Chi è Giocondo Martorelli fuori dal campo? "Un buon padre di famiglia che ama i suoi cari più di ogni altra cosa. Amo mia moglie Barbara e i miei due gioielli, Carlo e Giulia. Penso di comportarmi da buon padre di famiglia e di dare ai miei ragazzi quell'educazione che i miei genitori hanno saputo inculcarmi. Mio figlio Carlo ha quattordici anni, gioca nella Fiorentina, gli ho sempre fatto capire che il calcio deve viverlo divertendosi. Non sempre però se ti occupi di calcio tuo figlio deve fare il calciatore, ecco perché gli ho detto che deve essere qualcosa di naturale. Poi il tempo dirà se è bravo oppure no. Ma non ho mai pensato che lui dovesse fare il calciatore solo perché io lavoro in questo mondo".

Il suo rapporto con i colleghi? "Credo di avere un buon rapporto con tutti, mi ritengo una persona corretta. Poi ci sono delle pecore nere che non stimo e non saluto. Di persone scorrette ce ne sono".

Il giocatore che non ha reso secondo le aspettative? "Avrei scommesso qualcosa, anche il dito di una mano su Giacomo Bonora, ragazzo del 1980, ex Primavera della Fiorentina. Un esterno sinistro nato per giocare a calcio, talento puro. Ma purtroppo si è perso, mi dispiace molto".

I prossimi talenti di cui sentiremo parlare? "Nell'Atalanta c'è Ungaro, un giocatore di prospettiva. Poi nella Juve c'è Vannucchi, portiere classe '95 e attenzione a Panatti, '93 della Fiorentina".

La sua ultima vacanza? "Castiglioncello... evento meraviglioso organizzato da TuttoMercatoWeb. Un'organizzazione perfetta, che migliora di anno in anno. E vi faccio i complimenti".

La prossima? "Il nostro è un lavoro particolare, non abbiamo mai giorni di vacanza. Faccio un esempio: ho fatto le vacanze di Natale sempre al cellulare, perché dovevo fare il trasferimento di Danilevicius al Latina.

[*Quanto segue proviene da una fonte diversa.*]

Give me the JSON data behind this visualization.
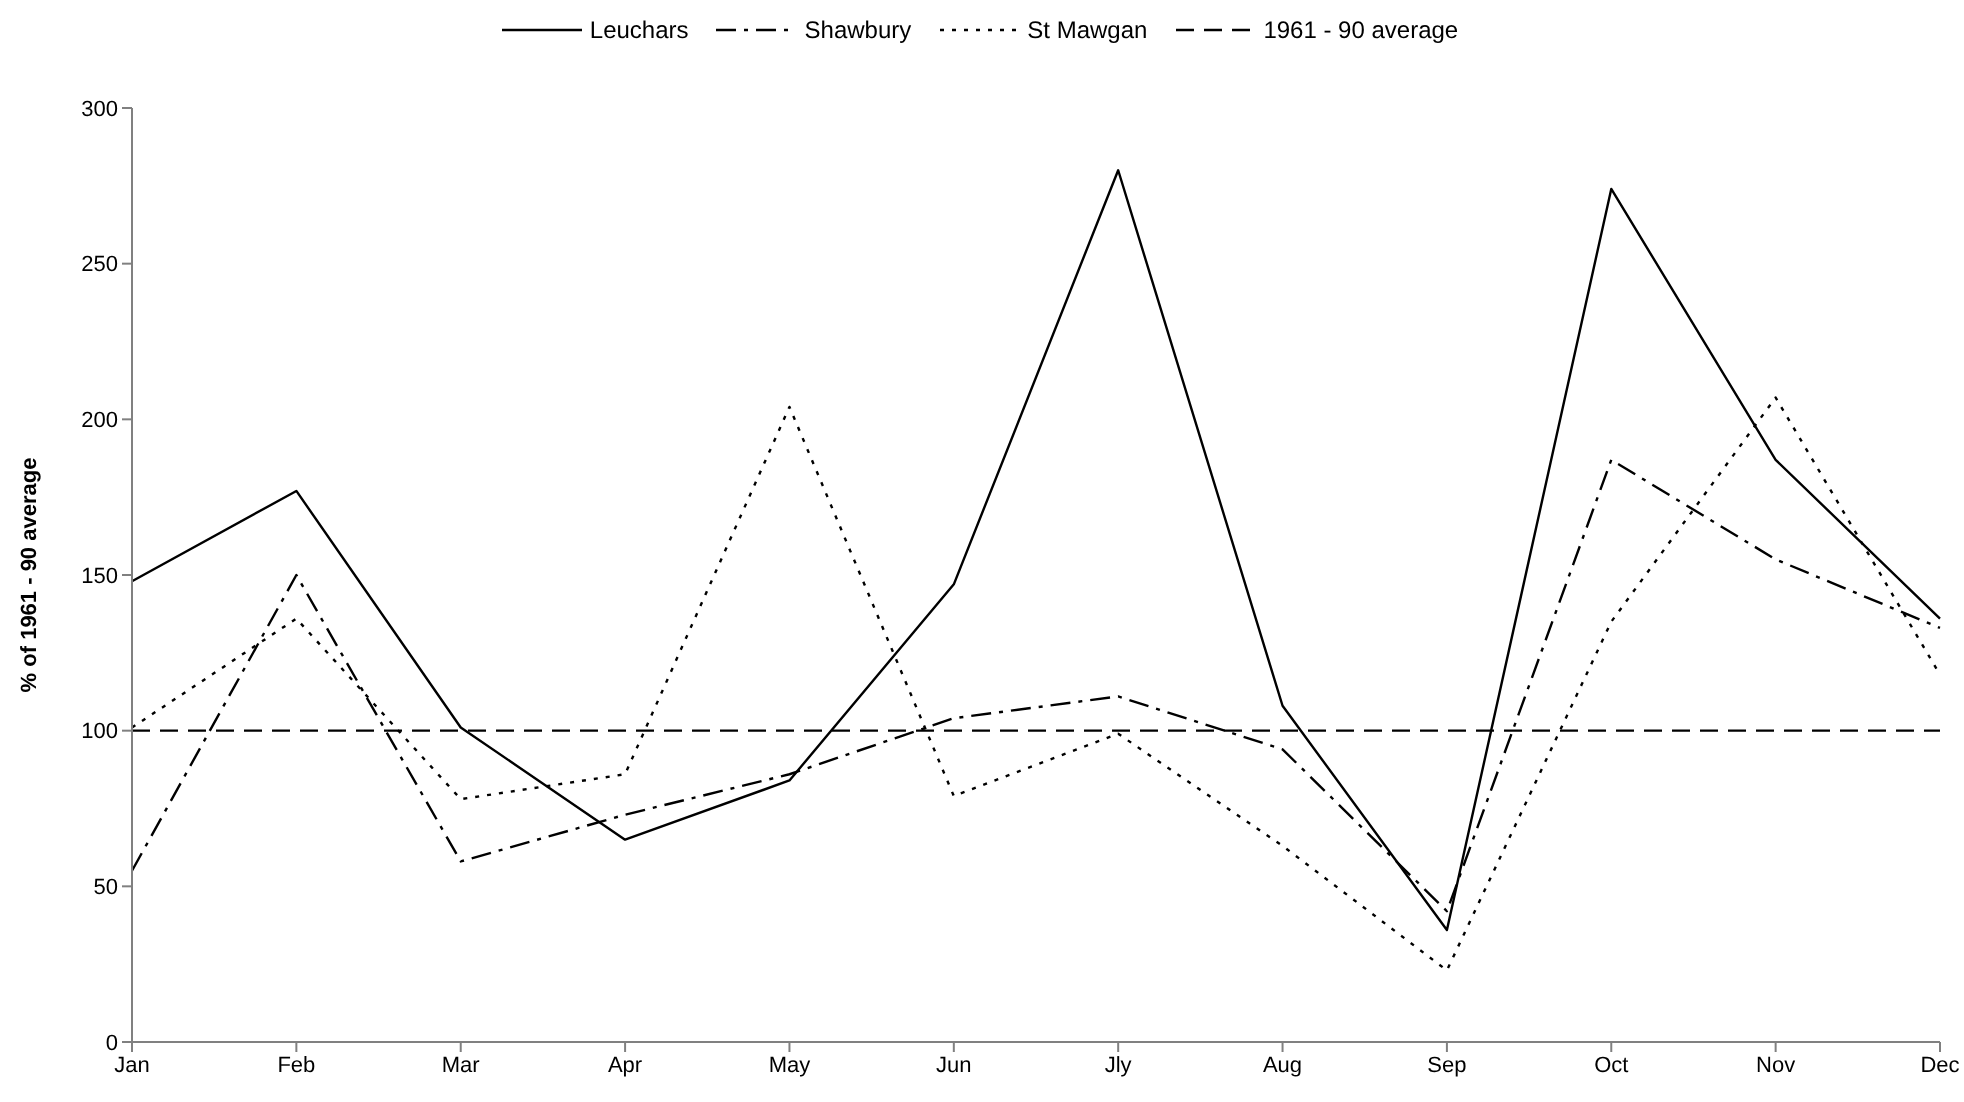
{
  "chart_data": {
    "type": "line",
    "ylabel": "% of 1961 - 90 average",
    "categories": [
      "Jan",
      "Feb",
      "Mar",
      "Apr",
      "May",
      "Jun",
      "Jly",
      "Aug",
      "Sep",
      "Oct",
      "Nov",
      "Dec"
    ],
    "series": [
      {
        "name": "Leuchars",
        "color": "#000000",
        "line_style": "solid",
        "values": [
          148,
          177,
          101,
          65,
          84,
          147,
          280,
          108,
          36,
          274,
          187,
          136
        ]
      },
      {
        "name": "Shawbury",
        "color": "#000000",
        "line_style": "dashdot",
        "values": [
          55,
          150,
          58,
          73,
          86,
          104,
          111,
          94,
          42,
          187,
          155,
          133
        ]
      },
      {
        "name": "St Mawgan",
        "color": "#000000",
        "line_style": "dotted",
        "values": [
          101,
          136,
          78,
          86,
          204,
          79,
          99,
          63,
          23,
          135,
          207,
          118
        ]
      },
      {
        "name": "1961 - 90 average",
        "color": "#000000",
        "line_style": "dashed",
        "values": [
          100,
          100,
          100,
          100,
          100,
          100,
          100,
          100,
          100,
          100,
          100,
          100
        ]
      }
    ],
    "ylim": [
      0,
      300
    ],
    "yticks": [
      0,
      50,
      100,
      150,
      200,
      250,
      300
    ],
    "legend": "top",
    "marker": "none"
  }
}
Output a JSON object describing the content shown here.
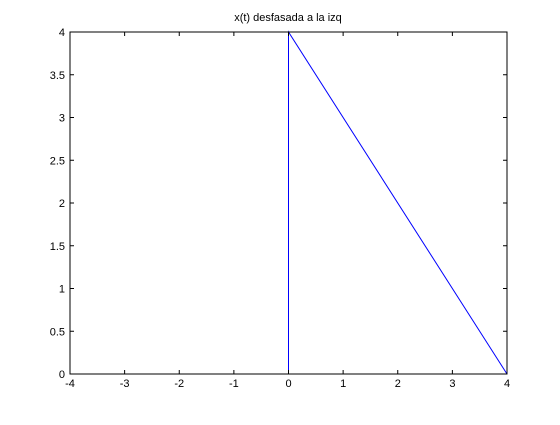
{
  "chart_data": {
    "type": "line",
    "title": "x(t) desfasada a la izq",
    "xlabel": "",
    "ylabel": "",
    "xlim": [
      -4,
      4
    ],
    "ylim": [
      0,
      4
    ],
    "xticks": [
      -4,
      -3,
      -2,
      -1,
      0,
      1,
      2,
      3,
      4
    ],
    "yticks": [
      0,
      0.5,
      1,
      1.5,
      2,
      2.5,
      3,
      3.5,
      4
    ],
    "xtick_labels": [
      "-4",
      "-3",
      "-2",
      "-1",
      "0",
      "1",
      "2",
      "3",
      "4"
    ],
    "ytick_labels": [
      "0",
      "0.5",
      "1",
      "1.5",
      "2",
      "2.5",
      "3",
      "3.5",
      "4"
    ],
    "grid": false,
    "series": [
      {
        "x": [
          0,
          0,
          4
        ],
        "y": [
          0,
          4,
          0
        ],
        "color": "#0000ff"
      }
    ]
  }
}
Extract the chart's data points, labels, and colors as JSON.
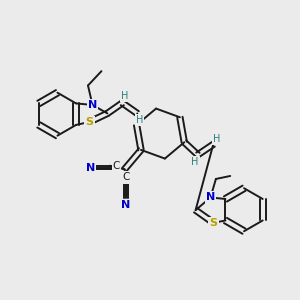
{
  "bg_color": "#ebebeb",
  "bond_color": "#1a1a1a",
  "S_color": "#b8a000",
  "N_color": "#0000cc",
  "H_color": "#2a8080",
  "C_color": "#1a1a1a",
  "line_width": 1.4,
  "figsize": [
    3.0,
    3.0
  ],
  "dpi": 100,
  "xlim": [
    0,
    10
  ],
  "ylim": [
    0,
    10
  ]
}
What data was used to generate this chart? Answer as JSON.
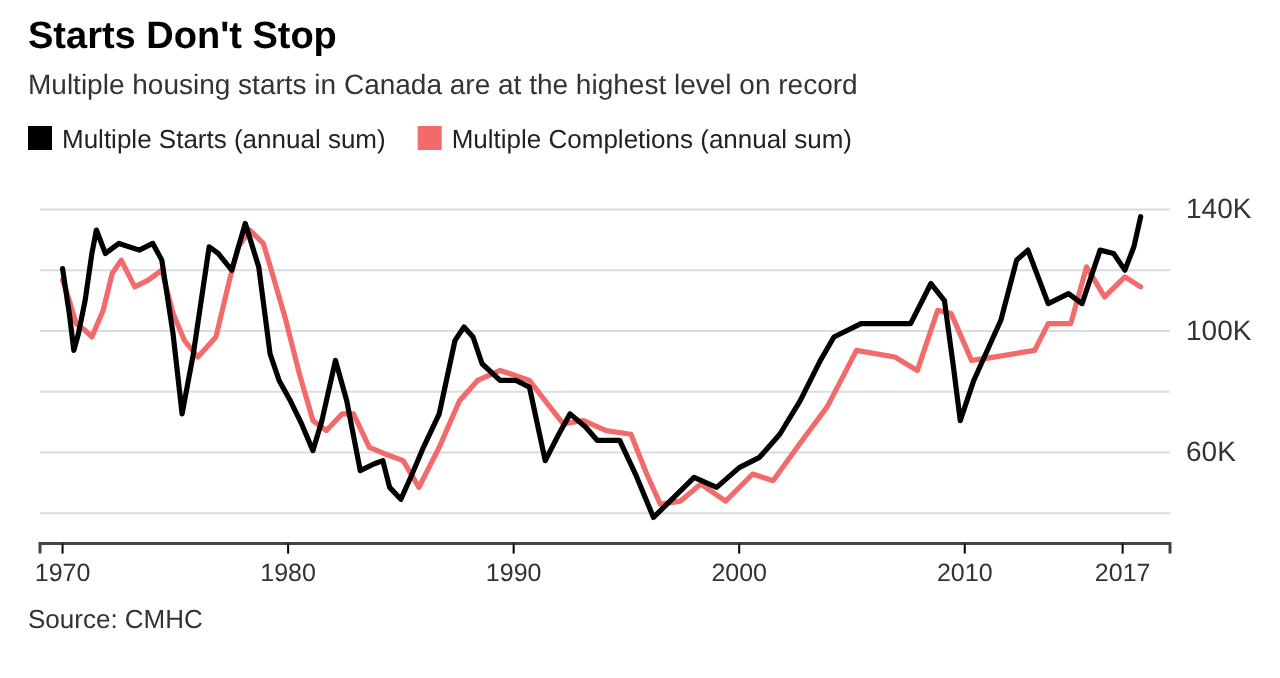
{
  "chart_data": {
    "type": "line",
    "title": "Starts Don't Stop",
    "subtitle": "Multiple housing starts in Canada are at the highest level on record",
    "annotations": [
      "Source: CMHC"
    ],
    "legend": "top",
    "grid": "y",
    "xlim": [
      1969,
      2019.1
    ],
    "xticks": [
      1970,
      1980,
      1990,
      2000,
      2010,
      2017
    ],
    "ylim": [
      30,
      140
    ],
    "yticks": [
      {
        "value": 40,
        "label": null
      },
      {
        "value": 60,
        "label": "60K"
      },
      {
        "value": 80,
        "label": null
      },
      {
        "value": 100,
        "label": "100K"
      },
      {
        "value": 120,
        "label": null
      },
      {
        "value": 140,
        "label": "140K"
      }
    ],
    "series": [
      {
        "name": "Multiple Starts (annual sum)",
        "color": "#000000",
        "x": [
          1970,
          1970.3,
          1970.5,
          1970.7,
          1971,
          1971.3,
          1971.5,
          1971.9,
          1972.5,
          1973.4,
          1974,
          1974.4,
          1974.9,
          1975.3,
          1975.8,
          1976.5,
          1976.9,
          1977.5,
          1978.1,
          1978.7,
          1979.2,
          1979.6,
          1980.1,
          1980.6,
          1981.1,
          1981.5,
          1982.1,
          1982.6,
          1983.2,
          1983.8,
          1984.2,
          1984.5,
          1985,
          1985.5,
          1986,
          1986.7,
          1987.4,
          1987.8,
          1988.2,
          1988.6,
          1989.4,
          1990.1,
          1990.7,
          1991.4,
          1992,
          1992.5,
          1993.2,
          1993.7,
          1994.7,
          1995.4,
          1996.2,
          1996.8,
          1998,
          1999,
          2000,
          2000.9,
          2001.8,
          2002.7,
          2003.6,
          2004.2,
          2005.4,
          2006.9,
          2007.6,
          2008.5,
          2009.1,
          2009.5,
          2009.8,
          2010.4,
          2011.6,
          2012.3,
          2012.8,
          2013.7,
          2014.6,
          2015.2,
          2016,
          2016.6,
          2017.1,
          2017.5,
          2017.8
        ],
        "values": [
          120.5,
          105.7,
          93.6,
          99,
          110,
          125.5,
          133.2,
          125.5,
          128.8,
          126.6,
          128.8,
          123.3,
          99,
          72.7,
          92.5,
          127.7,
          125.5,
          120,
          135.4,
          121,
          92.5,
          83.7,
          77,
          69.4,
          60.6,
          70.5,
          90.3,
          77,
          54,
          56.2,
          57.3,
          48.5,
          44.6,
          52.9,
          61.7,
          72.7,
          96.9,
          101.3,
          98,
          89.2,
          83.7,
          83.7,
          81.5,
          57.3,
          66,
          72.7,
          68.3,
          64,
          64,
          52.9,
          38.6,
          43,
          51.8,
          48.5,
          55,
          58.4,
          66,
          77,
          90.3,
          98,
          102.4,
          102.4,
          102.4,
          115.6,
          110,
          88.1,
          70.5,
          83.7,
          103.5,
          123.3,
          126.6,
          109,
          112.3,
          109,
          126.6,
          125.5,
          120,
          127.7,
          137.6
        ]
      },
      {
        "name": "Multiple Completions (annual sum)",
        "color": "#f26a6a",
        "x": [
          1970,
          1970.3,
          1970.6,
          1971,
          1971.3,
          1971.8,
          1972.2,
          1972.6,
          1973.2,
          1973.8,
          1974.4,
          1974.9,
          1975.4,
          1976,
          1976.8,
          1977.4,
          1977.8,
          1978.3,
          1978.9,
          1979.3,
          1979.9,
          1980.5,
          1981.1,
          1981.7,
          1982.4,
          1982.9,
          1983.6,
          1984.3,
          1985.1,
          1985.8,
          1986.7,
          1987.6,
          1988.4,
          1989.4,
          1990.7,
          1991.4,
          1992.2,
          1993.1,
          1994.1,
          1995.2,
          1995.9,
          1996.5,
          1997.4,
          1998.3,
          1999.4,
          2000.6,
          2001.5,
          2002.7,
          2003.9,
          2005.2,
          2006.9,
          2007.9,
          2008.8,
          2009.4,
          2010.3,
          2011.3,
          2013.1,
          2013.7,
          2014.7,
          2015.4,
          2016.2,
          2017.1,
          2017.8
        ],
        "values": [
          116.7,
          110,
          102.4,
          100.2,
          98,
          106.8,
          118.9,
          123.3,
          114.5,
          116.7,
          120,
          105.7,
          96.9,
          91.4,
          98,
          116.7,
          127.7,
          133.2,
          128.8,
          118.9,
          103.5,
          85.9,
          70.5,
          67.2,
          72.7,
          72.7,
          61.7,
          59.5,
          57.3,
          48.5,
          61.7,
          77,
          83.7,
          87,
          83.7,
          77,
          69.4,
          70.5,
          67.2,
          66,
          52.9,
          43,
          44,
          49.6,
          44,
          52.9,
          50.7,
          63,
          75,
          93.6,
          91.4,
          87,
          106.8,
          105.7,
          90.3,
          91.4,
          93.6,
          102.4,
          102.4,
          121.1,
          111.2,
          117.8,
          114.5
        ]
      }
    ]
  }
}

I giorni che sono intercorsi dal 24 dicembre fino a capodanno sono stato al telefono con la presidentessa del Latina, una donna straordinaria, ma tutti i giorni mi chiamava... era un piacere parlarle, però erano giorni di lavoro".

E la sua famiglia, come vive il suo lavoro? "Ho una grande fortuna: Barbara, mia moglie è straordinaria. Sa qual è il mio lavoro. E i miei due figli non me lo fanno mai pesare. Quando torno a casa trovo sempre grande allegria che mi fa dimenticare la stanchezza, riesco a staccare grazie a loro".

Quante volte parla di calcio a casa? "Di lavoro mai. Di calcio con mio figlio sì, perché vediamo le partite sul divano, comincia a farmi qualche domanda. E cerca di avere dei confronti. Questo mi fa piacere".

Quanto si sente tutelato dalla Federazione come agente? "Poco. Veniamo considerati tutti come delle pecore nere. Siamo riconosciuti solo quando ci devono fare le multe... molte cose andrebbero riviste. Ci vorrebbe maggiore tutela. Ai poteri forti, coloro i quali devono prendere decisioni, spero arrivino persone che conoscono questo mondo".

Una delusione in carriera? "Un ragazzo che è andato in serie A firmando un contratto di cinque anni, poi ha consentito che i miei guadagni andassero a qualcun altro. Spero rifletta...".

Questa è facile, la più grande soddisfazione? "Il mio pensiero va sempre a lui: Beppe Bergomi. Ma non posso non posso ringraziare tutti".